A pesquisadora Michelliny Bentes destaca que um importante benefício ecológico oferecido nas avaliações a campo, nas áreas do projeto de assentamento Mamuí, é a formação de pequenos corredores ecológicos, que estão interligados à reserva legal das propriedades. “No médio prazo, teremos uma nova formação florestal trazendo mais benefícios às famílias de agricultores, além da produção diversificada com os SAFs que também já começaram a dar os primeiros resultados de produção”, finaliza Bentes 

Seu João e a restauração florestal

 

A animação, inspirada na experiência do projeto Inovaflora, no Sudeste do Pará, mostra a história do seu João, personagem fictício que representa um pioneiro na ocupação de lotes na Amazônia. O reflorestamento com espécies nativas foi uma solução encontrada para melhorar a condição produtiva do lote e promover a adequação ambiental. 
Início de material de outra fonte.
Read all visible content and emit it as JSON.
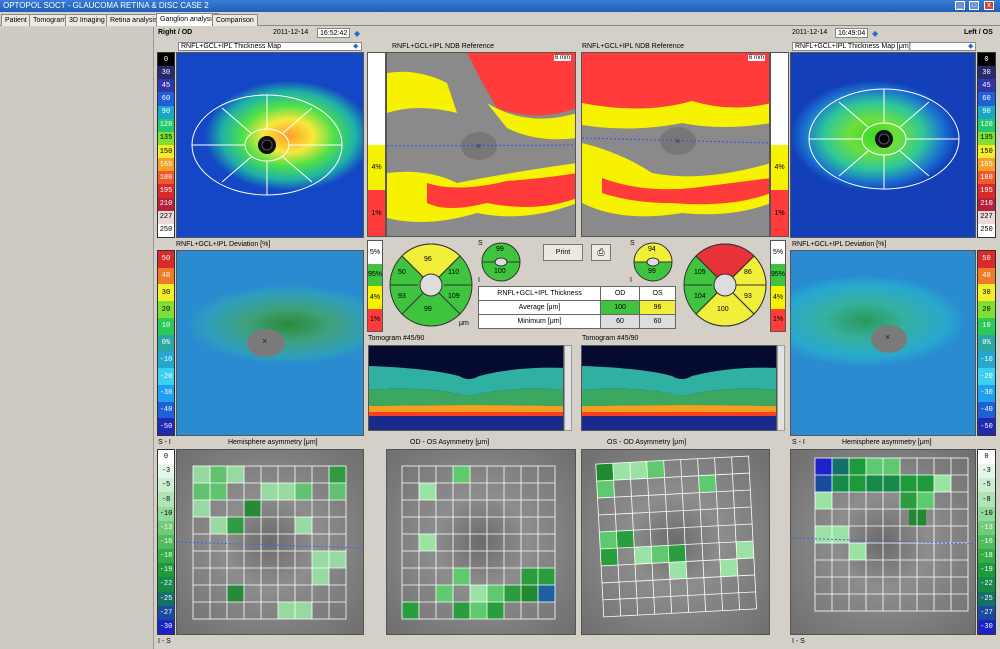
{
  "window": {
    "title": "OPTOPOL SOCT - GLAUCOMA RETINA & DISC CASE 2",
    "min": "_",
    "max": "□",
    "close": "x"
  },
  "tabs": [
    {
      "label": "Patient"
    },
    {
      "label": "Tomogram"
    },
    {
      "label": "3D Imaging"
    },
    {
      "label": "Retina analysis"
    },
    {
      "label": "Ganglion analysis"
    },
    {
      "label": "Comparison"
    }
  ],
  "active_tab": "Ganglion analysis",
  "right_eye": {
    "eye_label": "Right / OD",
    "date": "2011-12-14",
    "time": "16:52:42",
    "thickness_title": "RNFL+GCL+IPL Thickness Map",
    "deviation_title": "RNFL+GCL+IPL Deviation [%]",
    "hemi_title": "Hemisphere asymmetry [μm]",
    "hemi_top": "S - I",
    "hemi_bottom": "I - S"
  },
  "left_eye": {
    "eye_label": "Left / OS",
    "date": "2011-12-14",
    "time": "16:49:04",
    "thickness_title": "RNFL+GCL+IPL Thickness Map [μm]",
    "deviation_title": "RNFL+GCL+IPL Deviation [%]",
    "hemi_title": "Hemisphere asymmetry [μm]",
    "hemi_top": "S - I",
    "hemi_bottom": "I - S"
  },
  "thickness_scale": [
    "0",
    "30",
    "45",
    "60",
    "90",
    "120",
    "135",
    "150",
    "165",
    "180",
    "195",
    "210",
    "227",
    "250"
  ],
  "deviation_scale": [
    "50",
    "40",
    "30",
    "20",
    "10",
    "0%",
    "-10",
    "-20",
    "-30",
    "-40",
    "-50"
  ],
  "asym_scale_left": [
    "0",
    "-3",
    "-5",
    "-8",
    "-10",
    "-13",
    "-16",
    "-18",
    "-19",
    "-22",
    "-25",
    "-27",
    "-30"
  ],
  "asym_scale_right": [
    "0",
    "-3",
    "-5",
    "-8",
    "-10",
    "-13",
    "-16",
    "-18",
    "-19",
    "-22",
    "-25",
    "-27",
    "-30"
  ],
  "ndb": {
    "od_title": "RNFL+GCL+IPL NDB Reference",
    "os_title": "RNFL+GCL+IPL NDB Reference",
    "scale_mm": "6 mm",
    "bar_labels": [
      "4%",
      "1%"
    ],
    "legend": [
      "5%",
      "95%",
      "4%",
      "1%"
    ]
  },
  "sectors": {
    "od": {
      "top": "96",
      "left": "93",
      "right": "110",
      "bottom_left": "93",
      "bottom_right": "109",
      "bottom": "99",
      "upper_left": "50"
    },
    "od_hemi": {
      "top": "99",
      "bottom": "100"
    },
    "os_hemi": {
      "top": "94",
      "bottom": "99"
    },
    "os": {
      "left": "105",
      "right": "86",
      "bottom_left": "104",
      "bottom_right": "93",
      "bottom": "100"
    },
    "unit": "μm",
    "label_s": "S",
    "label_i": "I"
  },
  "thickness_table": {
    "header": [
      "RNFL+GCL+IPL Thickness",
      "OD",
      "OS"
    ],
    "rows": [
      {
        "label": "Average [μm]",
        "od": "100",
        "os": "96"
      },
      {
        "label": "Minimum [μm]",
        "od": "60",
        "os": "60"
      }
    ]
  },
  "print_label": "Print",
  "tomogram": {
    "od_title": "Tomogram #45/90",
    "os_title": "Tomogram #45/90"
  },
  "asymmetry": {
    "od_os_title": "OD - OS Asymmetry [μm]",
    "os_od_title": "OS - OD Asymmetry [μm]"
  },
  "colors": {
    "titlebar": "#2a6cc4",
    "red": "#e8323a",
    "yellow": "#f2ef3a",
    "green": "#3ec43e",
    "ndb_red": "#ff3b3b",
    "ndb_yellow": "#f7f200"
  }
}
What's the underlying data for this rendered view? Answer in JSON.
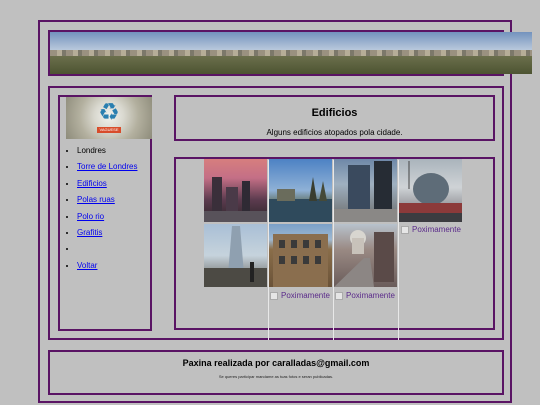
{
  "header": {
    "banner_alt": "London skyline panorama"
  },
  "sidebar": {
    "logo_icon": "recycle-icon",
    "logo_tag": "VAGUESE",
    "items": [
      {
        "label": "Londres",
        "link": false
      },
      {
        "label": "Torre de Londres",
        "link": true
      },
      {
        "label": "Edificios",
        "link": true
      },
      {
        "label": "Polas ruas",
        "link": true
      },
      {
        "label": "Polo rio",
        "link": true
      },
      {
        "label": "Grafitis",
        "link": true
      },
      {
        "label": "",
        "link": false
      },
      {
        "label": "Voltar",
        "link": true
      }
    ]
  },
  "main": {
    "title": "Edificios",
    "subtitle": "Alguns edificios atopados pola cidade.",
    "broken_label": "Poximamente"
  },
  "footer": {
    "line1": "Paxina realizada por caralladas@gmail.com",
    "line2": "Se queres participar mandame as tuas fotos e seran publicadas."
  },
  "colors": {
    "background": "#c0c0c0",
    "border": "#5a1464",
    "link": "#0000ee"
  }
}
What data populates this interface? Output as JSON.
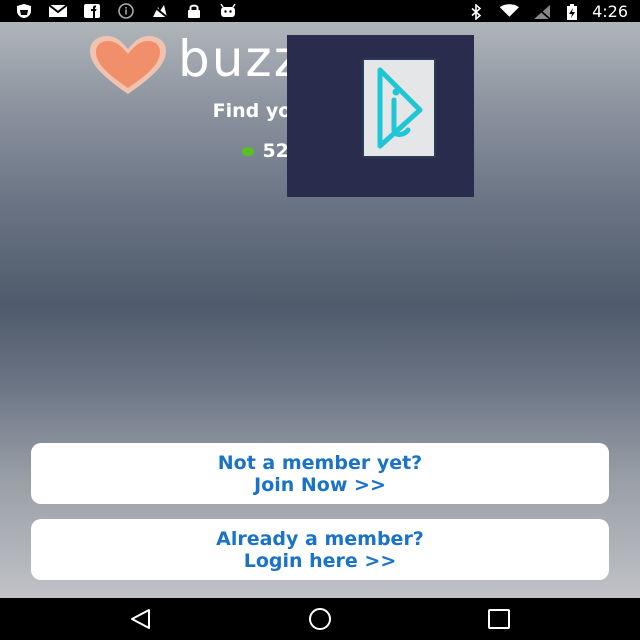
{
  "status_bar": {
    "time": "4:26",
    "left_icons": [
      "shield-icon",
      "mail-icon",
      "facebook-icon",
      "info-icon",
      "no-signal-icon",
      "lock-icon",
      "android-icon"
    ],
    "right_icons": [
      "bluetooth-icon",
      "wifi-icon",
      "no-sim-icon",
      "battery-charging-icon"
    ]
  },
  "header": {
    "brand": "buzz         im",
    "tagline": "Find your Asia                 mate",
    "online_text": "525 Mem                        ow"
  },
  "actions": {
    "join_line1": "Not a member yet?",
    "join_line2": "Join Now >>",
    "login_line1": "Already a member?",
    "login_line2": "Login here >>"
  },
  "colors": {
    "accent": "#1a73c8",
    "heart": "#f28f6b",
    "online_dot": "#58c21e",
    "overlay_bg": "#2a2c4e",
    "overlay_logo": "#1fc6d6"
  },
  "nav_bar": {
    "icons": [
      "back-icon",
      "home-icon",
      "recents-icon"
    ]
  }
}
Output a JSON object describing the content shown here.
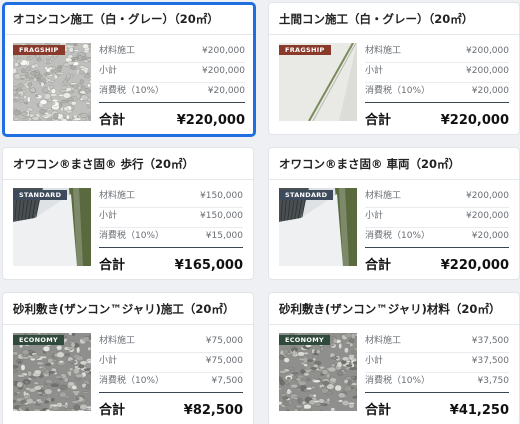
{
  "products": [
    {
      "title": "オコシコン施工（白・グレー）（20㎡）",
      "badge": "FRAGSHIP",
      "badge_color": "#8a3a2a",
      "image": "gravel-white",
      "rows": [
        {
          "label": "材料施工",
          "value": "¥200,000"
        },
        {
          "label": "小計",
          "value": "¥200,000"
        },
        {
          "label": "消費税（10%）",
          "value": "¥20,000"
        }
      ],
      "total_label": "合計",
      "total_value": "¥220,000",
      "selected": true
    },
    {
      "title": "土間コン施工（白・グレー）（20㎡）",
      "badge": "FRAGSHIP",
      "badge_color": "#8a3a2a",
      "image": "concrete-slab",
      "rows": [
        {
          "label": "材料施工",
          "value": "¥200,000"
        },
        {
          "label": "小計",
          "value": "¥200,000"
        },
        {
          "label": "消費税（10%）",
          "value": "¥20,000"
        }
      ],
      "total_label": "合計",
      "total_value": "¥220,000",
      "selected": false
    },
    {
      "title": "オワコン®まさ固® 歩行（20㎡）",
      "badge": "STANDARD",
      "badge_color": "#3d4a5c",
      "image": "walkway",
      "rows": [
        {
          "label": "材料施工",
          "value": "¥150,000"
        },
        {
          "label": "小計",
          "value": "¥150,000"
        },
        {
          "label": "消費税（10%）",
          "value": "¥15,000"
        }
      ],
      "total_label": "合計",
      "total_value": "¥165,000",
      "selected": false
    },
    {
      "title": "オワコン®まさ固® 車両（20㎡）",
      "badge": "STANDARD",
      "badge_color": "#3d4a5c",
      "image": "walkway",
      "rows": [
        {
          "label": "材料施工",
          "value": "¥200,000"
        },
        {
          "label": "小計",
          "value": "¥200,000"
        },
        {
          "label": "消費税（10%）",
          "value": "¥20,000"
        }
      ],
      "total_label": "合計",
      "total_value": "¥220,000",
      "selected": false
    },
    {
      "title": "砂利敷き(ザンコン™ジャリ)施工（20㎡）",
      "badge": "ECONOMY",
      "badge_color": "#2f4a3c",
      "image": "gravel-grey",
      "rows": [
        {
          "label": "材料施工",
          "value": "¥75,000"
        },
        {
          "label": "小計",
          "value": "¥75,000"
        },
        {
          "label": "消費税（10%）",
          "value": "¥7,500"
        }
      ],
      "total_label": "合計",
      "total_value": "¥82,500",
      "selected": false
    },
    {
      "title": "砂利敷き(ザンコン™ジャリ)材料（20㎡）",
      "badge": "ECONOMY",
      "badge_color": "#2f4a3c",
      "image": "gravel-grey",
      "rows": [
        {
          "label": "材料施工",
          "value": "¥37,500"
        },
        {
          "label": "小計",
          "value": "¥37,500"
        },
        {
          "label": "消費税（10%）",
          "value": "¥3,750"
        }
      ],
      "total_label": "合計",
      "total_value": "¥41,250",
      "selected": false
    }
  ]
}
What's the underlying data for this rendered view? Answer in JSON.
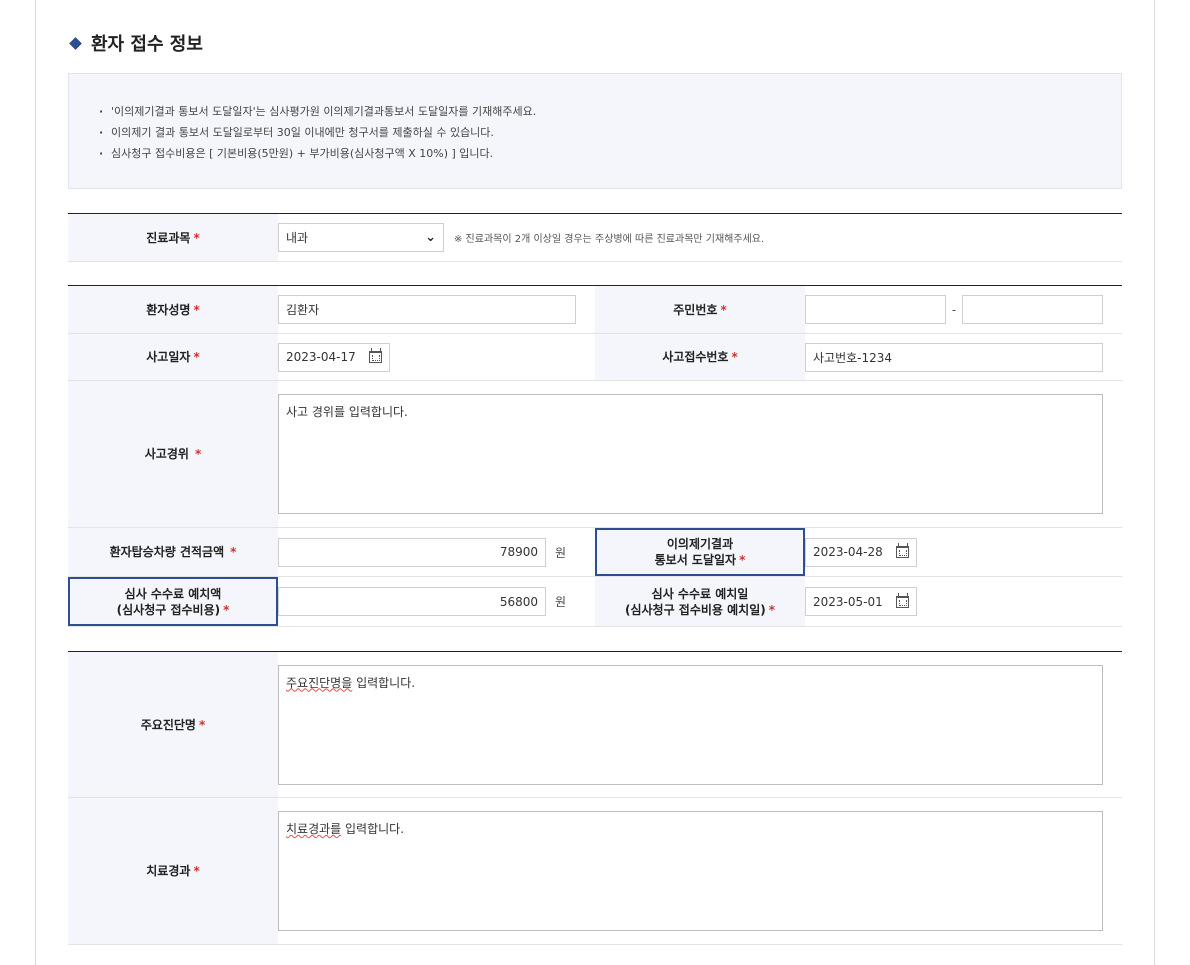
{
  "section": {
    "title": "환자 접수 정보"
  },
  "notice": {
    "items": [
      "'이의제기결과 통보서 도달일자'는 심사평가원 이의제기결과통보서 도달일자를 기재해주세요.",
      "이의제기 결과 통보서 도달일로부터 30일 이내에만 청구서를 제출하실 수 있습니다.",
      "심사청구 접수비용은 [ 기본비용(5만원) + 부가비용(심사청구액 X 10%) ] 입니다."
    ]
  },
  "required_mark": "*",
  "department": {
    "label": "진료과목",
    "selected": "내과",
    "hint": "※ 진료과목이 2개 이상일 경우는 주상병에 따른 진료과목만 기재해주세요."
  },
  "patient": {
    "name_label": "환자성명",
    "name_value": "김환자",
    "rrn_label": "주민번호",
    "rrn_front": "",
    "rrn_back": "",
    "rrn_separator": "-",
    "accident_date_label": "사고일자",
    "accident_date_value": "2023-04-17",
    "accident_no_label": "사고접수번호",
    "accident_no_value": "사고번호-1234",
    "accident_desc_label": "사고경위",
    "accident_desc_value": "사고 경위를 입력합니다.",
    "vehicle_estimate_label": "환자탑승차량 견적금액",
    "vehicle_estimate_value": "78900",
    "currency_unit": "원",
    "objection_date_label_1": "이의제기결과",
    "objection_date_label_2": "통보서 도달일자",
    "objection_date_value": "2023-04-28",
    "fee_amount_label_1": "심사 수수료 예치액",
    "fee_amount_label_2": "(심사청구 접수비용)",
    "fee_amount_value": "56800",
    "fee_date_label_1": "심사 수수료 예치일",
    "fee_date_label_2": "(심사청구 접수비용 예치일)",
    "fee_date_value": "2023-05-01"
  },
  "diagnosis": {
    "main_label": "주요진단명",
    "main_value_underlined": "주요진단명을",
    "main_value_rest": " 입력합니다.",
    "treatment_label": "치료경과",
    "treatment_value_underlined": "치료경과를",
    "treatment_value_rest": " 입력합니다."
  },
  "colors": {
    "accent": "#2d4e91",
    "required": "#d32f2f",
    "label_bg": "#f4f6fb"
  },
  "icons": [
    "diamond-bullet-icon",
    "chevron-down-icon",
    "calendar-icon"
  ]
}
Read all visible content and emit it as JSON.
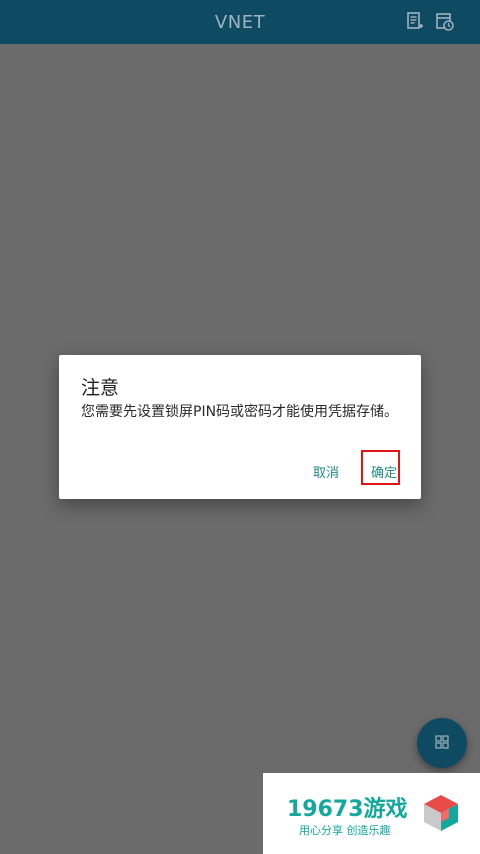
{
  "appbar": {
    "title": "VNET",
    "icons": [
      "list-add-icon",
      "calendar-clock-icon"
    ]
  },
  "dialog": {
    "title": "注意",
    "message": "您需要先设置锁屏PIN码或密码才能使用凭据存储。",
    "cancel_label": "取消",
    "ok_label": "确定"
  },
  "fab": {
    "icon": "grid-icon"
  },
  "watermark": {
    "title": "19673游戏",
    "subtitle": "用心分享 创造乐趣"
  },
  "colors": {
    "appbar": "#0f4a63",
    "overlay": "#6b6b6b",
    "button_text": "#1f8a87",
    "highlight": "#e01515",
    "watermark_text": "#13a89e"
  }
}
Benefícios que vão além do ambiente 

 A pesquisa aponta diferentes estratégias de restauração e a escolha de uma depende do contexto local e dos objetivos da intervenção na área, que podem ser resgatar os serviços ecossistêmicos, melhorar a produção agropecuária e florestal ou diminuir passivos ambientais. Entre as estratégias estão a reabilitação produtiva da área; o reflorestamento com sistemas integrados de produção, como Sistemas Agroflorestais e Integração Lavoura-Pecuária-Floresta (ILPF); o reflorestamento com plantio de espécies arbóreas; e uma regeneração natural.

Joice Ferreira, também pesquisadora da Embrapa Amazônia Oriental, explica que os serviços ecossistêmicos são funções que os ambientes naturais são fornecidos para os seres humanos. 

“A polinização, a produção e qualidade da água, do solo e outros são exemplos. A restauração tenta justamente resgatar esses serviços que foram perdidos a partir do desmatamento e manipulação. Trazendo a floresta de volta, permitimos o aumento da produção de água, de frutos, de culturas agrícolas, de alimentos e outros serviços”,

acrescenta.

Foto: Enilson Solano

Em locais onde o uso da terra é mais recente, com a presença de florestas remanescentes por perto, a regeneração natural, que envolve apenas o isolamento da área, é uma boa estratégia, segundo os especialistas. Já em áreas que foram abertas há mais tempo e onde não existem florestas por perto, o reflorestamento com o plantio de espécies nativas e também a implantação de sistemas integrados são mais indicados.

“É importante que o agricultor tenha consciência de que esse ambiente é uma área que vai ser perenizada. Então a restauração ou recuperação desse ambiente degradado tem que ser atrativa para o agricultor com o uso de sistemas de baixo custo e também com a obtenção de benefícios”, ressalta o pesquisador Ademir Rushell. “A recuperação pode, portanto, especificar a função de restaurar o ambiente e trazer benefícios sociais e econômicos ao agricultor”, conclui.